7 comments

  • neogoose 2 days ago
    This is practically the most useless project becuase you can not run it without sudo permissions, but it was insanely fun to work on it

    supports ext4, btrfs, and apfs. Multithreaded, supports compression, nested volumes, and can even search detached volumes like .iso and .dmg without mounting

    An interesting bonus point: you can't really vibe code it cause clankers can not run sudo commands

    • nomel 48 minutes ago
      > cause clankers can not run sudo commands

      They absolutely can. There's nothing special about a these harnesses. You automate sudo the same way you would automate in any other context. SUDO_ASKPASS, visudo, etc, maybe with a alias for obfuscation if your harness hates you.

    • goodmythical 2 days ago
      >cause clankers can not run sudo commands

      Is that really true? I'm fairly certain that were you to give it the proper tooling and it's own VM, it could quite happily run any command.

      Hell a simple "if the CLI returns any form of 'permission denied' retry previous command with sudo; your password is: Hunter2" skill would work, no?

      • dlcarrier 2 days ago
        In the least, you could make an alias for sudo, and have it run that.
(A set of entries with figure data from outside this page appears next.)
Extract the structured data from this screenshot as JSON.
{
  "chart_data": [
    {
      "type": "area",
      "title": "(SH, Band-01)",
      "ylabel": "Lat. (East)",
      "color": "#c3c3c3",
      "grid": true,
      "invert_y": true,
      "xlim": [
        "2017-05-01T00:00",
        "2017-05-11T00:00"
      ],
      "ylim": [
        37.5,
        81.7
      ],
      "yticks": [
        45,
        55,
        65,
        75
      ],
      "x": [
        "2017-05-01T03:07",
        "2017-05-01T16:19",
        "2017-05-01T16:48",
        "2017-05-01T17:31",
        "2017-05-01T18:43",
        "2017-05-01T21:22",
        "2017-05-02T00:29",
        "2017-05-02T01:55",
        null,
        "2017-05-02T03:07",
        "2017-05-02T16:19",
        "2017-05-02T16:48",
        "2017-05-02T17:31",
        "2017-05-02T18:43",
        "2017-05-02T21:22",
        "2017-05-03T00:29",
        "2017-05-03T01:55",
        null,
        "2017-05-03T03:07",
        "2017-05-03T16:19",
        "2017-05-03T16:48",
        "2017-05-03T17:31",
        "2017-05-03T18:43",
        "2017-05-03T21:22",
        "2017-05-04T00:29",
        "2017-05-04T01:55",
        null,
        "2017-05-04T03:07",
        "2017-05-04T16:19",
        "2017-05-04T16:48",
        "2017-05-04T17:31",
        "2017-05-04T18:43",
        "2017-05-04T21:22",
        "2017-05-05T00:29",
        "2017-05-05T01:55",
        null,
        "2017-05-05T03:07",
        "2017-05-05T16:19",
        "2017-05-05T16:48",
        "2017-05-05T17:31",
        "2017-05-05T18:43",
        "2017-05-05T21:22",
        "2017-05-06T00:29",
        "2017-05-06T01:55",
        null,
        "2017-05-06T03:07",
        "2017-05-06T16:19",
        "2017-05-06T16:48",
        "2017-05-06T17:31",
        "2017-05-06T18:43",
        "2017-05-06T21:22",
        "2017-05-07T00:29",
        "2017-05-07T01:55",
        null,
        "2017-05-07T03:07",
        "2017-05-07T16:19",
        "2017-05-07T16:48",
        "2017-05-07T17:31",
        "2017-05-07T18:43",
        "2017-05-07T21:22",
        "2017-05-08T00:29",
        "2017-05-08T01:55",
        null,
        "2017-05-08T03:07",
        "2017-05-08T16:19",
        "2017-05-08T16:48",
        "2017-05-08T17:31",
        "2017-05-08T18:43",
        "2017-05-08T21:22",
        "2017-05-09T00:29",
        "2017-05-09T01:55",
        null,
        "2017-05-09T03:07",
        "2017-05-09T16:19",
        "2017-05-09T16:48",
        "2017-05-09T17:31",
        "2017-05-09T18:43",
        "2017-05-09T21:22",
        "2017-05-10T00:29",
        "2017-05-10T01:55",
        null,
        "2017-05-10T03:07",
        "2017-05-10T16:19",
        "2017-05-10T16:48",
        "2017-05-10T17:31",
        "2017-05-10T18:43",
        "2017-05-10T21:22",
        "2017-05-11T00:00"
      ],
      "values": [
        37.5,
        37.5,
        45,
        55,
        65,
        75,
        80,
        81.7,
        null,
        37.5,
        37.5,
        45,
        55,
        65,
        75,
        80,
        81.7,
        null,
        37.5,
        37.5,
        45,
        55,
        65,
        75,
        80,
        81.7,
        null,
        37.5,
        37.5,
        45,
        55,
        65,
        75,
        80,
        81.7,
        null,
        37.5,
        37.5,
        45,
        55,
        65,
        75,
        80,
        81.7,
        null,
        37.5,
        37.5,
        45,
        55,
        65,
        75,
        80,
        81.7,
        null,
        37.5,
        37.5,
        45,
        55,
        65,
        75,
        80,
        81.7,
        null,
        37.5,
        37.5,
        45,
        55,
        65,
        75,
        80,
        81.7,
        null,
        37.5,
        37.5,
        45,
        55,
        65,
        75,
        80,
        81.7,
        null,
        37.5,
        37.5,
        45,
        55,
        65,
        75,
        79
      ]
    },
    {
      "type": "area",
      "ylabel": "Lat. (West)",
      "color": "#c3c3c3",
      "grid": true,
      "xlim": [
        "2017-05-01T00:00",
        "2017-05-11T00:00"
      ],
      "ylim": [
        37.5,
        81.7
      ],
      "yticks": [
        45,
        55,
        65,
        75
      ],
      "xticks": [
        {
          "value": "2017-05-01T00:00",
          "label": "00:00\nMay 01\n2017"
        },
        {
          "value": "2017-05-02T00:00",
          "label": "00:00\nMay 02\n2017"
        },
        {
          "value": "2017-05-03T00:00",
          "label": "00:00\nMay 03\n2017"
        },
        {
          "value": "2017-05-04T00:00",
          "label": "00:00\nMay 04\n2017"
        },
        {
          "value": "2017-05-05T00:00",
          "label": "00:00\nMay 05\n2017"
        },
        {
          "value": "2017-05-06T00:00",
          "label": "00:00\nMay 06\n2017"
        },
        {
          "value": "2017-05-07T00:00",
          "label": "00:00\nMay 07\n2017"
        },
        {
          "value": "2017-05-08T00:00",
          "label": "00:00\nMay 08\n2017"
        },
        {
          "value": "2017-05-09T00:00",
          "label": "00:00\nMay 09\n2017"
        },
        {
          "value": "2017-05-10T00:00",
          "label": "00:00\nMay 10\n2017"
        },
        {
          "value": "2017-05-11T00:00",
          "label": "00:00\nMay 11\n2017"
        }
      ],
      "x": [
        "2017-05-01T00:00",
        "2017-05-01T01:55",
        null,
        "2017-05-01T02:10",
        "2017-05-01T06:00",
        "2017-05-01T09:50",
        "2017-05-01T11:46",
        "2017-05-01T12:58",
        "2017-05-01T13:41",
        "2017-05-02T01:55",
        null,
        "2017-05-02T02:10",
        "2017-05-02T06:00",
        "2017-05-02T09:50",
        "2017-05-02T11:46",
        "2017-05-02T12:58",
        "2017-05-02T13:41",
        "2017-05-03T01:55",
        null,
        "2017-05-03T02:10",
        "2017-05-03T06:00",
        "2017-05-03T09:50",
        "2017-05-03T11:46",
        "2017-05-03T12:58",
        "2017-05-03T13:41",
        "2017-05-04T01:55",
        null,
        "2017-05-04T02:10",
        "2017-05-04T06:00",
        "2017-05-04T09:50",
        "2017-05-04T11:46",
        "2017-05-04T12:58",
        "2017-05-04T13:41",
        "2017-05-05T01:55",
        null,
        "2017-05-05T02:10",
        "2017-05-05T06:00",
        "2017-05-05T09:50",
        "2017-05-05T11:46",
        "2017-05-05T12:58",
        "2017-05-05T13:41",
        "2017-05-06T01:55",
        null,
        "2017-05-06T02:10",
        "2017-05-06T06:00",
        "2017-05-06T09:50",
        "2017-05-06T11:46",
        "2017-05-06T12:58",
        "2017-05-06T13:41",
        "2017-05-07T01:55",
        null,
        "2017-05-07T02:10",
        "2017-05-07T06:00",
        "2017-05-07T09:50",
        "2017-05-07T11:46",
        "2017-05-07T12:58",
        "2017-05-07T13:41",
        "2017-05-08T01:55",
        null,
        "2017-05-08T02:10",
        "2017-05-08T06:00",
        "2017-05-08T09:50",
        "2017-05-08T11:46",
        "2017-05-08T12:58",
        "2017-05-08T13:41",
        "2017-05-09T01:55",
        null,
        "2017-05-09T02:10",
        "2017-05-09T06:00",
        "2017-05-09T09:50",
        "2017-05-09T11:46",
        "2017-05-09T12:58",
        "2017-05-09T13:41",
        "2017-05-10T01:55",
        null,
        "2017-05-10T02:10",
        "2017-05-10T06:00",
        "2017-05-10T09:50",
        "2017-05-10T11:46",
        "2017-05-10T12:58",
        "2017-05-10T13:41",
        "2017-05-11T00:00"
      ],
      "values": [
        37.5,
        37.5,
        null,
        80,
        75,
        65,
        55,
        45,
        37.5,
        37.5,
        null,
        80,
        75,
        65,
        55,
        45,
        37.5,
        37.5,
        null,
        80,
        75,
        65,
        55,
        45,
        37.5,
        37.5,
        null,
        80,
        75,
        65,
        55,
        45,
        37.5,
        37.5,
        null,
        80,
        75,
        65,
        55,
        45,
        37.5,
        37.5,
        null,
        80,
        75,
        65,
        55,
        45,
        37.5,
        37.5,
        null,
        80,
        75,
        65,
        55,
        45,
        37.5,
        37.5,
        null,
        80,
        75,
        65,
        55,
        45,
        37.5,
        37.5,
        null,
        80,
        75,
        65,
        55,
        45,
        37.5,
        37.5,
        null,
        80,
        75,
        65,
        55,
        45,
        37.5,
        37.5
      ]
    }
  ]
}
With something like this in .bashrc:

            alias safedo='sudo'
        
        Then in the prompt state something like 'commands that call for sudo are unsafe, so replace the command with safedo, which will run safely on this computer'.
      • daymanstep 1 hour ago
        Clankers absolutely can run sudo if you have passwordless sudo
    • fragmede 2 days ago
      When they can't run sudo, they'll user docker to give themselves root.

      https://twitter.com/i/status/2060746160558543217

    • Wowfunhappy 1 hour ago
      > This is practically the most useless project becuase you can not run it without sudo permissions

      Well, you could whitelist the tool in sudoers.

      This would let LLMs use it too.

    • ktimespi 59 minutes ago
      Pretty cool to read it directly from the associated device XD

      Did you write a metadata parser for most of the filesystems?

    • lantastic 1 hour ago
      On Linux, you could create a udev rule to give you permissions on any attached raw disks (if you feel particularly adventurous).

      What's the license for ffs?

  • wk_end 17 minutes ago
    Saw the name and was disappointed that this wasn't some kind of verified file system written in the F* programming language (https://fstar-lang.org).

    I don't think I'd ever trust or use this, but still, good job OP :)

  • kasabali 46 minutes ago
    Dumb title.

    It works by reading the block device in /dev directly, wouldn't it also work on an HDD, flash drive or a memory card?

    • Wowfunhappy 42 minutes ago
      I assume the author just meant SSD as a synonym for "main internal disk", since that is usually an SSD these days.
  • Retr0id 44 minutes ago
    It might bypass the fs, but it does not bypass the kernel. Cool, though!
  • drewg123 27 minutes ago
    It is sad that that FFS doesn't support FFS (BSD Fast File System) which inspired the architecture of the ext filesystem (and was the basis for a lot of unix filesystems).
  • 4petesake 59 minutes ago
    But can it match the speed and reliability of the venerable Windows Search?
  • amelius 1 hour ago
    But can it bypass the magic performed by the SSD controller?

    In particular, can it be certain that a flush is really a flush?

    • ktimespi 1 hour ago
      If the disk decides to falsely report a flush, there's not much you can do about it from the user side, no?